Ya estoy de vuelta en la patria chica. Como todos los veranos, huyo del trópico levantino al que el cambio climático ha dejado sin levante para reencontrarme con mis orígenes leoneses. Recreo la vida de mis padres, esa que en su juventud era más próspera que la que tenemos los de mi generación a su edad. Con una nostalgia retrospectiva, mi padre me cuenta sus jodas juveniles, atisba en los pequeños paseos a gente de su quinta y me cuenta su historia con una pátina dialéctica de un pasado al que su memoria regresa con morriña.

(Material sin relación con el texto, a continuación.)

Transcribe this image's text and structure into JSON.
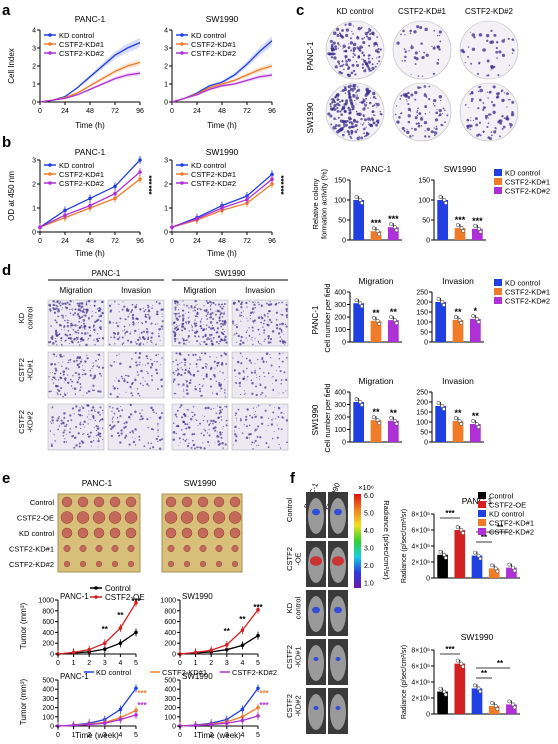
{
  "colors": {
    "blue": "#1f3fe0",
    "orange": "#f07c2a",
    "purple": "#b030d8",
    "black": "#000000",
    "red": "#d42020",
    "plate": "#d8c07a",
    "stain": "#3a2c8a"
  },
  "panel_letters": [
    "a",
    "b",
    "c",
    "d",
    "e",
    "f"
  ],
  "groups": {
    "kd": [
      "KD control",
      "CSTF2-KD#1",
      "CSTF2-KD#2"
    ],
    "oe": [
      "Control",
      "CSTF2-OE"
    ],
    "all": [
      "Control",
      "CSTF2-OE",
      "KD control",
      "CSTF2-KD#1",
      "CSTF2-KD#2"
    ]
  },
  "cells": [
    "PANC-1",
    "SW1990"
  ],
  "panel_a": {
    "ylabel": "Cell Index",
    "xlabel": "Time (h)",
    "xticks": [
      "0",
      "24",
      "48",
      "72",
      "96"
    ],
    "yticks": [
      "0",
      "1",
      "2",
      "3",
      "4"
    ]
  },
  "panel_b": {
    "ylabel": "OD at 450 nm",
    "xlabel": "Time (h)",
    "xticks": [
      "0",
      "24",
      "48",
      "72",
      "96"
    ],
    "yticks": [
      "0",
      "1",
      "2",
      "3"
    ],
    "stars": [
      "***",
      "***"
    ]
  },
  "panel_c": {
    "ylabel": "Relative colony\nformation activity (%)",
    "yticks": [
      "0",
      "50",
      "100",
      "150"
    ],
    "stars": [
      "***",
      "***"
    ]
  },
  "panel_d": {
    "cols": [
      "Migration",
      "Invasion"
    ],
    "rows": [
      "KD\ncontrol",
      "CSTF2\n-KD#1",
      "CSTF2\n-KD#2"
    ],
    "ylabel": "Cell number per field",
    "charts": [
      {
        "title": "Migration",
        "cell": "PANC-1",
        "yticks": [
          "0",
          "100",
          "200",
          "300",
          "400"
        ],
        "stars": [
          "**",
          "**"
        ]
      },
      {
        "title": "Invasion",
        "cell": "PANC-1",
        "yticks": [
          "0",
          "50",
          "100",
          "150",
          "200",
          "250"
        ],
        "stars": [
          "**",
          "*"
        ]
      },
      {
        "title": "Migration",
        "cell": "SW1990",
        "yticks": [
          "0",
          "100",
          "200",
          "300",
          "400"
        ],
        "stars": [
          "**",
          "**"
        ]
      },
      {
        "title": "Invasion",
        "cell": "SW1990",
        "yticks": [
          "0",
          "50",
          "100",
          "150",
          "200",
          "250"
        ],
        "stars": [
          "**",
          "**"
        ]
      }
    ]
  },
  "panel_e": {
    "rows": [
      "Control",
      "CSTF2-OE",
      "KD control",
      "CSTF2-KD#1",
      "CSTF2-KD#2"
    ],
    "ylabel": "Tumor (mm³)",
    "xlabel": "Time (week)",
    "xticks": [
      "0",
      "1",
      "2",
      "3",
      "4",
      "5"
    ],
    "top_yticks": [
      "0",
      "200",
      "400",
      "600",
      "800",
      "1000"
    ],
    "bottom_yticks": [
      "0",
      "100",
      "200",
      "300",
      "400",
      "500"
    ],
    "stars_oe": [
      "**",
      "**",
      "***"
    ],
    "stars_kd": [
      "***",
      "***"
    ]
  },
  "panel_f": {
    "cols": [
      "PANC-1",
      "SW1990"
    ],
    "rows": [
      "Control",
      "CSTF2\n-OE",
      "KD\ncontrol",
      "CSTF2\n-KD#1",
      "CSTF2\n-KD#2"
    ],
    "scale_title": "×10⁶",
    "scale_ticks": [
      "6.0",
      "5.0",
      "4.0",
      "3.0",
      "2.0",
      "1.0"
    ],
    "scale_label": "Radiance (p/sec/cm²/sr)",
    "ylabel": "Radiance (p/sec/cm²/sr)",
    "yticks": [
      "0",
      "2×10⁶",
      "4×10⁶",
      "6×10⁶",
      "8×10⁶"
    ],
    "stars": [
      "***",
      "**",
      "**"
    ]
  },
  "chart_data": [
    {
      "type": "line",
      "panel": "a",
      "title": "PANC-1",
      "xlabel": "Time (h)",
      "ylabel": "Cell Index",
      "xlim": [
        0,
        96
      ],
      "ylim": [
        0,
        4
      ],
      "x": [
        0,
        12,
        24,
        36,
        48,
        60,
        72,
        84,
        96
      ],
      "series": [
        {
          "name": "KD control",
          "values": [
            0,
            0.1,
            0.3,
            0.8,
            1.4,
            2.0,
            2.6,
            3.0,
            3.3
          ]
        },
        {
          "name": "CSTF2-KD#1",
          "values": [
            0,
            0.1,
            0.25,
            0.5,
            0.9,
            1.3,
            1.7,
            2.0,
            2.2
          ]
        },
        {
          "name": "CSTF2-KD#2",
          "values": [
            0,
            0.1,
            0.2,
            0.4,
            0.7,
            1.0,
            1.3,
            1.5,
            1.6
          ]
        }
      ]
    },
    {
      "type": "line",
      "panel": "a",
      "title": "SW1990",
      "xlabel": "Time (h)",
      "ylabel": "",
      "xlim": [
        0,
        96
      ],
      "ylim": [
        0,
        4
      ],
      "x": [
        0,
        12,
        24,
        36,
        48,
        60,
        72,
        84,
        96
      ],
      "series": [
        {
          "name": "KD control",
          "values": [
            0,
            0.2,
            0.5,
            0.9,
            1.1,
            1.5,
            2.1,
            2.8,
            3.4
          ]
        },
        {
          "name": "CSTF2-KD#1",
          "values": [
            0,
            0.2,
            0.45,
            0.8,
            1.0,
            1.2,
            1.5,
            1.8,
            2.0
          ]
        },
        {
          "name": "CSTF2-KD#2",
          "values": [
            0,
            0.2,
            0.4,
            0.7,
            0.9,
            1.0,
            1.2,
            1.4,
            1.5
          ]
        }
      ]
    },
    {
      "type": "line",
      "panel": "b",
      "title": "PANC-1",
      "xlabel": "Time (h)",
      "ylabel": "OD at 450 nm",
      "xlim": [
        0,
        96
      ],
      "ylim": [
        0,
        3
      ],
      "x": [
        0,
        24,
        48,
        72,
        96
      ],
      "series": [
        {
          "name": "KD control",
          "values": [
            0.2,
            0.9,
            1.4,
            1.9,
            3.0
          ]
        },
        {
          "name": "CSTF2-KD#1",
          "values": [
            0.2,
            0.6,
            1.0,
            1.4,
            2.2
          ]
        },
        {
          "name": "CSTF2-KD#2",
          "values": [
            0.2,
            0.7,
            1.1,
            1.6,
            2.5
          ]
        }
      ]
    },
    {
      "type": "line",
      "panel": "b",
      "title": "SW1990",
      "xlabel": "Time (h)",
      "ylabel": "",
      "xlim": [
        0,
        96
      ],
      "ylim": [
        0,
        3
      ],
      "x": [
        0,
        24,
        48,
        72,
        96
      ],
      "series": [
        {
          "name": "KD control",
          "values": [
            0.2,
            0.6,
            1.1,
            1.5,
            2.4
          ]
        },
        {
          "name": "CSTF2-KD#1",
          "values": [
            0.2,
            0.5,
            0.9,
            1.2,
            2.0
          ]
        },
        {
          "name": "CSTF2-KD#2",
          "values": [
            0.2,
            0.55,
            1.0,
            1.35,
            2.2
          ]
        }
      ]
    },
    {
      "type": "bar",
      "panel": "c",
      "title": "PANC-1",
      "ylim": [
        0,
        150
      ],
      "categories": [
        "KD control",
        "CSTF2-KD#1",
        "CSTF2-KD#2"
      ],
      "values": [
        100,
        22,
        32
      ]
    },
    {
      "type": "bar",
      "panel": "c",
      "title": "SW1990",
      "ylim": [
        0,
        150
      ],
      "categories": [
        "KD control",
        "CSTF2-KD#1",
        "CSTF2-KD#2"
      ],
      "values": [
        100,
        30,
        28
      ]
    },
    {
      "type": "bar",
      "panel": "d",
      "title": "Migration",
      "cell": "PANC-1",
      "ylim": [
        0,
        400
      ],
      "categories": [
        "KD control",
        "CSTF2-KD#1",
        "CSTF2-KD#2"
      ],
      "values": [
        310,
        170,
        175
      ]
    },
    {
      "type": "bar",
      "panel": "d",
      "title": "Invasion",
      "cell": "PANC-1",
      "ylim": [
        0,
        250
      ],
      "categories": [
        "KD control",
        "CSTF2-KD#1",
        "CSTF2-KD#2"
      ],
      "values": [
        200,
        110,
        115
      ]
    },
    {
      "type": "bar",
      "panel": "d",
      "title": "Migration",
      "cell": "SW1990",
      "ylim": [
        0,
        400
      ],
      "categories": [
        "KD control",
        "CSTF2-KD#1",
        "CSTF2-KD#2"
      ],
      "values": [
        320,
        175,
        170
      ]
    },
    {
      "type": "bar",
      "panel": "d",
      "title": "Invasion",
      "cell": "SW1990",
      "ylim": [
        0,
        250
      ],
      "categories": [
        "KD control",
        "CSTF2-KD#1",
        "CSTF2-KD#2"
      ],
      "values": [
        180,
        105,
        90
      ]
    },
    {
      "type": "line",
      "panel": "e",
      "title": "PANC-1",
      "xlim": [
        0,
        5
      ],
      "ylim": [
        0,
        1000
      ],
      "x": [
        0,
        1,
        2,
        3,
        4,
        5
      ],
      "series": [
        {
          "name": "Control",
          "values": [
            0,
            20,
            40,
            90,
            200,
            400
          ]
        },
        {
          "name": "CSTF2-OE",
          "values": [
            0,
            30,
            80,
            200,
            480,
            950
          ]
        }
      ]
    },
    {
      "type": "line",
      "panel": "e",
      "title": "SW1990",
      "xlim": [
        0,
        5
      ],
      "ylim": [
        0,
        1000
      ],
      "x": [
        0,
        1,
        2,
        3,
        4,
        5
      ],
      "series": [
        {
          "name": "Control",
          "values": [
            0,
            20,
            40,
            80,
            160,
            340
          ]
        },
        {
          "name": "CSTF2-OE",
          "values": [
            0,
            30,
            70,
            170,
            440,
            820
          ]
        }
      ]
    },
    {
      "type": "line",
      "panel": "e",
      "title": "PANC-1",
      "xlim": [
        0,
        5
      ],
      "ylim": [
        0,
        500
      ],
      "x": [
        0,
        1,
        2,
        3,
        4,
        5
      ],
      "series": [
        {
          "name": "KD control",
          "values": [
            0,
            10,
            30,
            70,
            180,
            410
          ]
        },
        {
          "name": "CSTF2-KD#1",
          "values": [
            0,
            8,
            20,
            40,
            90,
            170
          ]
        },
        {
          "name": "CSTF2-KD#2",
          "values": [
            0,
            6,
            15,
            30,
            70,
            120
          ]
        }
      ]
    },
    {
      "type": "line",
      "panel": "e",
      "title": "SW1990",
      "xlim": [
        0,
        5
      ],
      "ylim": [
        0,
        500
      ],
      "x": [
        0,
        1,
        2,
        3,
        4,
        5
      ],
      "series": [
        {
          "name": "KD control",
          "values": [
            0,
            10,
            30,
            70,
            180,
            410
          ]
        },
        {
          "name": "CSTF2-KD#1",
          "values": [
            0,
            8,
            20,
            45,
            100,
            200
          ]
        },
        {
          "name": "CSTF2-KD#2",
          "values": [
            0,
            6,
            15,
            30,
            60,
            110
          ]
        }
      ]
    },
    {
      "type": "bar",
      "panel": "f",
      "title": "PANC-1",
      "ylim": [
        0,
        8000000
      ],
      "categories": [
        "Control",
        "CSTF2-OE",
        "KD control",
        "CSTF2-KD#1",
        "CSTF2-KD#2"
      ],
      "values": [
        2900000,
        6000000,
        2800000,
        1200000,
        1300000
      ]
    },
    {
      "type": "bar",
      "panel": "f",
      "title": "SW1990",
      "ylim": [
        0,
        8000000
      ],
      "categories": [
        "Control",
        "CSTF2-OE",
        "KD control",
        "CSTF2-KD#1",
        "CSTF2-KD#2"
      ],
      "values": [
        2800000,
        6300000,
        3200000,
        1000000,
        1200000
      ]
    }
  ]
}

Está también apesadumbrado cuando entramos en el Palacio del Conde Luna y en una exposición se recrea rememorando la historia de León; su orgullo leonés se dilata sobre el terreno adueñándose la hipérbole de todo su sentimiento. Reduce la existencia de España a su dependencia del Reino leonés, a la razón de ser nuestra nación tal y como la conocemos y a la gracia de nuestra región. En ese alarde de la raza caí en la cuenta de la delgada línea que hay entre el orgullo idiosincrático al nacionalismo sectario; linde que todos hemos saltado en alguna ocasión en un momento de éxtasis dopamínico. Los símbolos de pertenencia son el último eslabón en el umbral de la esperanza en una sociedad cada vez más desarraigada e individualista, esa virtud se convierte en vicio cuando entre las raíces exaltadas germina la cizaña del supremacismo. Debemos estar orgullosos de nuestra historia y de nuestra tierra, de la trascendencia de León en la memoria histórica, pero no podemos caer en dar más valor a nuestro legado que al de otros reinos legendarios; más teniendo en cuenta que nuestro país, al igual que otros, fue conformado por una amalgama de dinastías reales.
Todas las hiperventilaciones despóticas conllevan una deslegitimación del mensaje, el Reino de León tiene entidad histórica propia sin necesidad de recurrir a cantares posmodernos que recrean una especie de clase superior.